Submitted Wellness, psychology and driver's education teacher Kent Smith is retiring after 39 years working at Red Boiling Springs School in various roles, including principal, head coach, teacher and bus driver.

Submitted

Wellness, psychology and driver's education teacher Kent Smith is retiring after 39 years working at Red Boiling Springs School in various roles, including principal, head coach, teacher and bus driver.

Veteran educator Kent Smith's 39-year career has been a long and winding road, granting him opportunities in the classroom, athletics and even school administration.

Through it all, he never left Red Boiling Springs School behind, and plans to retire at the end of the year. His time at RBS extends back to his own high-school years, where he figured out his career path.

"When I got out of high school, I knew I wanted to be involved with students and athletics," Smith said. "Wellness and psychology was my focus area in college. I love seeing students getting (concepts) and moving on and watching them grow into good people in life."

Currently, Smith teaches wellness, psychology and driver's education, working with approximately 50 students each day.

"I had driver's ed when I was in high school too," Smith said. "It's an excellent experience for the students. There's a classroom portion with the driver's manual and some tests as well as experience out on the roads. Probably the biggest thing that hurts kids learning to drive is a lack of experience, and this is a way for them to get that."

One of his students, Jasmine Pruitte, said Smith is well-suited to working with new drivers and that her time in the class has been rewarding.

"He's very comforting," Pruitte said. "He's not one to pressure you and always puts the student first.

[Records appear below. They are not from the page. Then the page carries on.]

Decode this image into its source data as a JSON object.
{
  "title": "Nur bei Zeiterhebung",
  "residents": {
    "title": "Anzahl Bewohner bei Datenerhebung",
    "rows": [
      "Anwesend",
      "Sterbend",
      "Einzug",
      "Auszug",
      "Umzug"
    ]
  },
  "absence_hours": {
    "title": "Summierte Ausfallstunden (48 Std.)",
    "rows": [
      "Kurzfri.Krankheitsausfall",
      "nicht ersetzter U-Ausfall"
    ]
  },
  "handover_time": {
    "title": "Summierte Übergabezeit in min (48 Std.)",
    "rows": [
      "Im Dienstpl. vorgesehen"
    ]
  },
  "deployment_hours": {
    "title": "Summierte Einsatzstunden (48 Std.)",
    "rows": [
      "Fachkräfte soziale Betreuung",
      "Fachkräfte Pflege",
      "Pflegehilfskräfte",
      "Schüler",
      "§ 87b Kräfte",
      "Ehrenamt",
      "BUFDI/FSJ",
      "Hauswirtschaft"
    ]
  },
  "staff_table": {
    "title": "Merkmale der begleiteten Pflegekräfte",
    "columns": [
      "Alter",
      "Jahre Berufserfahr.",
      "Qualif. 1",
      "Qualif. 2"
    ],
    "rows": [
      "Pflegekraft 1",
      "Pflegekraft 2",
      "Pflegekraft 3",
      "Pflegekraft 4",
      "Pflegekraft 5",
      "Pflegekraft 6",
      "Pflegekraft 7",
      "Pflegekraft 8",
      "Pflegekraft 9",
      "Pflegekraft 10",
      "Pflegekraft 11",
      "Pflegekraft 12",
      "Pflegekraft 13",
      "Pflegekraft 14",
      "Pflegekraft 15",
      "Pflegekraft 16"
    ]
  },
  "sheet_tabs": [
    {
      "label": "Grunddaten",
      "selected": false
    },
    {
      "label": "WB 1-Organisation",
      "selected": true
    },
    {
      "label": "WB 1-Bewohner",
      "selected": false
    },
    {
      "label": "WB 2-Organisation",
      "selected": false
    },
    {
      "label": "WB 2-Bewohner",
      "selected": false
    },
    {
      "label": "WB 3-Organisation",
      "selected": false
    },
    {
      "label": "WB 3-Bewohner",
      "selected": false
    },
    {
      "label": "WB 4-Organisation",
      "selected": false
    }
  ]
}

I actually didn't drive until I started driver's ed, and I've definitely learned a lot."

Smith's focus on wellness and psychology also informed his time as a head coach for several school athletics programs, including football, basketball, baseball and golf. Throughout the 1980s, he led most of these at once.

"For a few years, I did all those jobs at the same time," Smith said. "We've got good folks over there. Basketball was pretty successful and so was golf during a few years while I was there. You've got to be physically in shape, but there's also a mental aspect. It's really about showing them they can do it."

Smith led the Bulldog basketball program from 1981-89, winning 81 games (third all-time), making regional tournament appearances from 1985-87 and becoming the first boys' coach to win a regional contest in 1988.

The golf team's existence itself was an accomplishment for Smith, who oversaw its formation while he was a principal from 1996-98.

"(Administration was) rewarding, because you have a hand in just about everything," Smith said, noting that he had also served as assistant principal. "But there comes a time when you know you're ready for retirement. I've spent close to 50 years here if you count when I went to school. Hopefully, I'll have some more time for golfing and fishing."

Smith is also keeping tabs on his health as he prepares for retirement, having undergone a bypass surgery last Thursday.

"I went to have a couple check-ups, and they told me I had some kind of block," Smith said. "Open-heart procedures are something they do all the time, so I'm confident they know how to prevent any risks."

Smith is well-regarded among students and faculty, and RBS principal Don Jones noted that students started asking about him as soon as he took off work for his surgery.

"(Having Smith here) has been great ... we'll miss him immensely," RBS Principal Don Jones said. "I've been working with him since I started in 1996. The kids love him. He relates to them, and they all like being in his class. These last couple days he's been out, I've had several students ask me how he's doing."

Traley Dillard, a student in Smith's wellness class, said he keeps the classroom environment fun and engaging.

"Although he teaches us a lot, he also likes to cut up and relates to us on a personal level," Dillard said. "One time, I'd been watching Netflix at lunch and thought I turned it off, but then you could hear a baby crying on the show out of my backpack. His reaction was so funny, and the whole class was laughing."

During his years spent at RBS, Smith has seen many changes, but his satisfaction with the school has never shifted.

"The building has grown a whole lot bigger, but the student body is fairly consistent," Smith said. "I remember there didn't used to be a football team. I actually played on the first one here in the mid 70s. RBS is an excellent school, with excellent faculty, staff and administration through all the years I've been here."